Chimeric nanocomposites for the rapid and simple isolation of urinary extracellular vesicles

Cancer cell-derived extracellular vesicles (EVs) are promising biomarkers for cancer diagnosis and prognosis. However, the lack of rapid and sensitive isolation techniques to obtain EVs from clinical samples at a sufficiently high yield limits their practicability. Chimeric nanocomposites of lactoferrin conjugated 2,2-bis(methylol)propionic acid dendrimer-modified magnetic nanoparticles (LF-bis-MPA-MNPs) are fabricated and used for simple and sensitive EV isolation from various biological samples via a combination of electrostatic interaction, physically absorption, and biorecognition between the surfaces of the EVs and the LF-bis-MPA-MNPs. The speed, efficiency, recovery rate, and purity of EV isolation by the LF-bis-MPA-MNPs are superior to those obtained by using established methods. The relative expressions of exosomal microRNAs (miRNAs) from isolated EVs in cancerous cell-derived exosomes are verified as significantly higher than those from noncancerous ones. Finally, the chimeric nanocomposites are used to assess urinary exosomal miRNAs from urine specimens from 20 prostate cancer (PCa), 10 benign prostatic hyperplasia (BPH), patients and 10 healthy controls. Significant up-regulation of miR-21 and miR-346 and down-regulation of miR-23a and miR-122-5p occurs in both groups compared to healthy controls. LF-bis-MPA-MNPs provide a rapid, simple, and high yield method for human excreta analysis in clinical applications.

Automated summary

This study developed lactoferrin-conjugated nanoparticles to achieve simple and sensitive isolation of extracellular vesicles (EVs) through electrostatic interaction, physical absorption, and biorecognition.
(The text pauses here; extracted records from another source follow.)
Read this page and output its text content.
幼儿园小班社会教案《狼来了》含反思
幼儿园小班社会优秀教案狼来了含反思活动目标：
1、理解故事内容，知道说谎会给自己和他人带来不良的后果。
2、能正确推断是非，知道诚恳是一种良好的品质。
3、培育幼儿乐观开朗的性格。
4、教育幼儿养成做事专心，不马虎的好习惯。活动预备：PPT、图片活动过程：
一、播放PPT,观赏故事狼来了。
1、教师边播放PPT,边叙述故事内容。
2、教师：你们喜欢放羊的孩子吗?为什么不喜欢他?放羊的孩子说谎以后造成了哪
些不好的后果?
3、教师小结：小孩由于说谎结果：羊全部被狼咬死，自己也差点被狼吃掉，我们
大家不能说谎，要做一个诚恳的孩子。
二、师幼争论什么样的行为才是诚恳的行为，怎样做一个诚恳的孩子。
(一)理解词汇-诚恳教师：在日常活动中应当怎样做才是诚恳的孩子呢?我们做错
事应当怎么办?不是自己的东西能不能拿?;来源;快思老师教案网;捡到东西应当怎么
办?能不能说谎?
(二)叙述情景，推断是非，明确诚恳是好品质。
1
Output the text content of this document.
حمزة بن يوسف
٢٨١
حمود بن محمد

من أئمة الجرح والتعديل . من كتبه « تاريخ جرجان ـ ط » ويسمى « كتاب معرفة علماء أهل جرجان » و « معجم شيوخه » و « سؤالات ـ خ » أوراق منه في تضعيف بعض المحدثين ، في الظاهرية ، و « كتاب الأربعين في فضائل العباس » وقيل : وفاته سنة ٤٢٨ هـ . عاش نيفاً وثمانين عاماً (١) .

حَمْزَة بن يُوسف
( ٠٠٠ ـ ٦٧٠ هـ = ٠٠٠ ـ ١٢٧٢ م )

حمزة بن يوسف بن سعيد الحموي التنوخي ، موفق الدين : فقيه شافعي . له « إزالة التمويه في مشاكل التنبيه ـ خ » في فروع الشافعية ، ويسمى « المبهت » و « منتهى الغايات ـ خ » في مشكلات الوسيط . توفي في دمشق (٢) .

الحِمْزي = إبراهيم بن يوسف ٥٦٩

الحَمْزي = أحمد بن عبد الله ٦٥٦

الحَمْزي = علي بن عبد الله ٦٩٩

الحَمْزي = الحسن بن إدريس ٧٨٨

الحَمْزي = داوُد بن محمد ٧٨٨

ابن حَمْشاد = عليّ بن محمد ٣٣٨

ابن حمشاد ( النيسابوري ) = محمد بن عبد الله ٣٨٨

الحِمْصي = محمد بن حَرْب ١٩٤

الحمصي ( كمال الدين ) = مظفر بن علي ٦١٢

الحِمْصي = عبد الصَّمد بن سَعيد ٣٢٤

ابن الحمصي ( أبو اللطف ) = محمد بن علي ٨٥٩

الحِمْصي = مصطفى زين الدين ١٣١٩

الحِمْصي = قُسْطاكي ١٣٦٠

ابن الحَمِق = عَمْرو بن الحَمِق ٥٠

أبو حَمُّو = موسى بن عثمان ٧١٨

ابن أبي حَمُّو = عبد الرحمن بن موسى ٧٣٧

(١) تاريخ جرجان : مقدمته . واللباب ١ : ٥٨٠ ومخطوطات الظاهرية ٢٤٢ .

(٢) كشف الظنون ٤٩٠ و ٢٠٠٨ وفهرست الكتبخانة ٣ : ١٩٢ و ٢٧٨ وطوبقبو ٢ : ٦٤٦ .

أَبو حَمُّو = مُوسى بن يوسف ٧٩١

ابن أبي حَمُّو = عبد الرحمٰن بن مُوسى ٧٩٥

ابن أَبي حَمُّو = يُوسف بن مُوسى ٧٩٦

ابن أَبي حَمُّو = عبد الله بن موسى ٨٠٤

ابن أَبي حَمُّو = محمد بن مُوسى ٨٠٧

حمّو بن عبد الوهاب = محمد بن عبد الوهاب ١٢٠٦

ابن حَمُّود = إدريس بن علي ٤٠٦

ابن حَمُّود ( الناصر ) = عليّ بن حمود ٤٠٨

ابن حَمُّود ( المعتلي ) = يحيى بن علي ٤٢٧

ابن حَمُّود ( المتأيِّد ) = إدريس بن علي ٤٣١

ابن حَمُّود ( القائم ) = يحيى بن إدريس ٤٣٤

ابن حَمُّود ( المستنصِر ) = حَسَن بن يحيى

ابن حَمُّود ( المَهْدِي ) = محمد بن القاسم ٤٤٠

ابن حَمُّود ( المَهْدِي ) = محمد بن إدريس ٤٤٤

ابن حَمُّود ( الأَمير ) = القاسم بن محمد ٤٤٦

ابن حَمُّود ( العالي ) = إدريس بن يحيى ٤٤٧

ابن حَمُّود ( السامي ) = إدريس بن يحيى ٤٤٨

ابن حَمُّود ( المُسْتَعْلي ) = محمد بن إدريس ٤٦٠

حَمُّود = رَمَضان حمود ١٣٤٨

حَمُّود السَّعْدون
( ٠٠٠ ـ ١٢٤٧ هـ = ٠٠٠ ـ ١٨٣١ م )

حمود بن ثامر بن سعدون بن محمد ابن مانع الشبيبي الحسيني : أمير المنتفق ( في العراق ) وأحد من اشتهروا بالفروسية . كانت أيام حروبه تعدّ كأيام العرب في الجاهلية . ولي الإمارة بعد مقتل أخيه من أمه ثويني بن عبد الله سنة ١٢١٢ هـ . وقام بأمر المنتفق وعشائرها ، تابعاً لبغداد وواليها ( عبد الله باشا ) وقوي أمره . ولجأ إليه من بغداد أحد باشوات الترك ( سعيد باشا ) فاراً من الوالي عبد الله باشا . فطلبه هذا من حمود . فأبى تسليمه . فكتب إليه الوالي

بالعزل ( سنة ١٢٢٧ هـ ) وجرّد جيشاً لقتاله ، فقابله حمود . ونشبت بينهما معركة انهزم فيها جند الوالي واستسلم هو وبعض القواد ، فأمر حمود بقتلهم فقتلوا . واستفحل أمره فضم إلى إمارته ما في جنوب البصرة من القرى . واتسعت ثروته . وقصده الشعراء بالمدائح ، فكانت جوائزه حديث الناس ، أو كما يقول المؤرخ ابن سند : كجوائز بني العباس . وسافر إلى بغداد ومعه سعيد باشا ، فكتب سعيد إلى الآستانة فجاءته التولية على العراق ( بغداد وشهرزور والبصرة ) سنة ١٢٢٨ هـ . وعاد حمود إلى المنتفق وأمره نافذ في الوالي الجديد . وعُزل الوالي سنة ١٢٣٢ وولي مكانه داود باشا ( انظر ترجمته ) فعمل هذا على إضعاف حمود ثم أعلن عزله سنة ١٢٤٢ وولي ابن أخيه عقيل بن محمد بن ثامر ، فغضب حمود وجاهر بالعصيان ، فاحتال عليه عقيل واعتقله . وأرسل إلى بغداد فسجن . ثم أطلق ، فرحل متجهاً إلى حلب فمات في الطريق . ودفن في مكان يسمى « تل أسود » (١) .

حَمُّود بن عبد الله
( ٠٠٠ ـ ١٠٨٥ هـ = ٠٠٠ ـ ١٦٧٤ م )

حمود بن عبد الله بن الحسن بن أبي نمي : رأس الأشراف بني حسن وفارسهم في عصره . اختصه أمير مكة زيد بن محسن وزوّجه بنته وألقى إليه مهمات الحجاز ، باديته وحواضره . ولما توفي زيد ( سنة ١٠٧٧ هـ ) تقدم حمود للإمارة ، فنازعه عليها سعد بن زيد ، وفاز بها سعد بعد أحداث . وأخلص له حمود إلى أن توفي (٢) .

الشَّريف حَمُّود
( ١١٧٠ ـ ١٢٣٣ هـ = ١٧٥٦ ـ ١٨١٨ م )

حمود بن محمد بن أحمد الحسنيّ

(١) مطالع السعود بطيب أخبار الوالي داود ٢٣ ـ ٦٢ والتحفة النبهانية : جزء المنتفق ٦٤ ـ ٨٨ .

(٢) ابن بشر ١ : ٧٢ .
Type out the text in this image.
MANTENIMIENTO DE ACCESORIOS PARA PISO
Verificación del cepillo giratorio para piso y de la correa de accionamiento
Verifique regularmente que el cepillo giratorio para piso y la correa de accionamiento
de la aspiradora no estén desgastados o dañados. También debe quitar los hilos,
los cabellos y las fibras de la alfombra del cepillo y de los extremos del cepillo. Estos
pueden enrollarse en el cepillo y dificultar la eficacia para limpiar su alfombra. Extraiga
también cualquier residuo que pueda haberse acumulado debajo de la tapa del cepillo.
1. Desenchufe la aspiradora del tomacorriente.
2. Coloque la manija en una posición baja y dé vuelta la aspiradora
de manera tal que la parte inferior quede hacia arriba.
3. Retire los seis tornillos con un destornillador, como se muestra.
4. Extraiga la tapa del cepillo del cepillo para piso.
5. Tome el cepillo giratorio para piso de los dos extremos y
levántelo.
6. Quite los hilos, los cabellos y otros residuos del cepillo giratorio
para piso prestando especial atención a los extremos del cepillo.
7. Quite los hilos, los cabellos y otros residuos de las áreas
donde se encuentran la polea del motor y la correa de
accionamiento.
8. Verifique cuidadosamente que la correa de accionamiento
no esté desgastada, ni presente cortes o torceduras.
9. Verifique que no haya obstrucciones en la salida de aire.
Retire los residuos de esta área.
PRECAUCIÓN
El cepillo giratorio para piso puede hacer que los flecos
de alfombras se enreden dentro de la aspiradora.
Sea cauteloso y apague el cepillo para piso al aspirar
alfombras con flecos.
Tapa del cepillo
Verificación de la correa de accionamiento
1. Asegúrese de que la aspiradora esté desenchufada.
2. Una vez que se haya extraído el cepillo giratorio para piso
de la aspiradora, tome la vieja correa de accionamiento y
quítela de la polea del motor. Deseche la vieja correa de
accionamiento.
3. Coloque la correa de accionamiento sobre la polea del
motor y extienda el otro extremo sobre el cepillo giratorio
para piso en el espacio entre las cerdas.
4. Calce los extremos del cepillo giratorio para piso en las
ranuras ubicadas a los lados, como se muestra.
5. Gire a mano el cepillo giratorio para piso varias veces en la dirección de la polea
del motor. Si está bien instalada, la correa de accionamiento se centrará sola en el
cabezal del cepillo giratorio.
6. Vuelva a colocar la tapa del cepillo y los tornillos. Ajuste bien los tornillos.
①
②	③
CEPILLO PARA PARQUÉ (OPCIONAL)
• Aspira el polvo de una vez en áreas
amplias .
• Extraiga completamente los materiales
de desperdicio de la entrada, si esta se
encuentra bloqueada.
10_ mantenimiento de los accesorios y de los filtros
The method showed faster speed, higher efficiency, recovery rate, and purity compared to established methods. The study also confirmed the significantly higher expression of exosomal microRNAs (miRNAs) from cancer cell-derived exosomes. Finally, the method was applied to analyze urinary exosomal miRNAs from prostate cancer patients and healthy controls, revealing significant up-regulation of miR-21 and miR-346 and down-regulation of miR-23a and miR-122-5p in both groups compared to controls. The method provides a rapid, simple, and high-yield approach for human excreta analysis in clinical applications.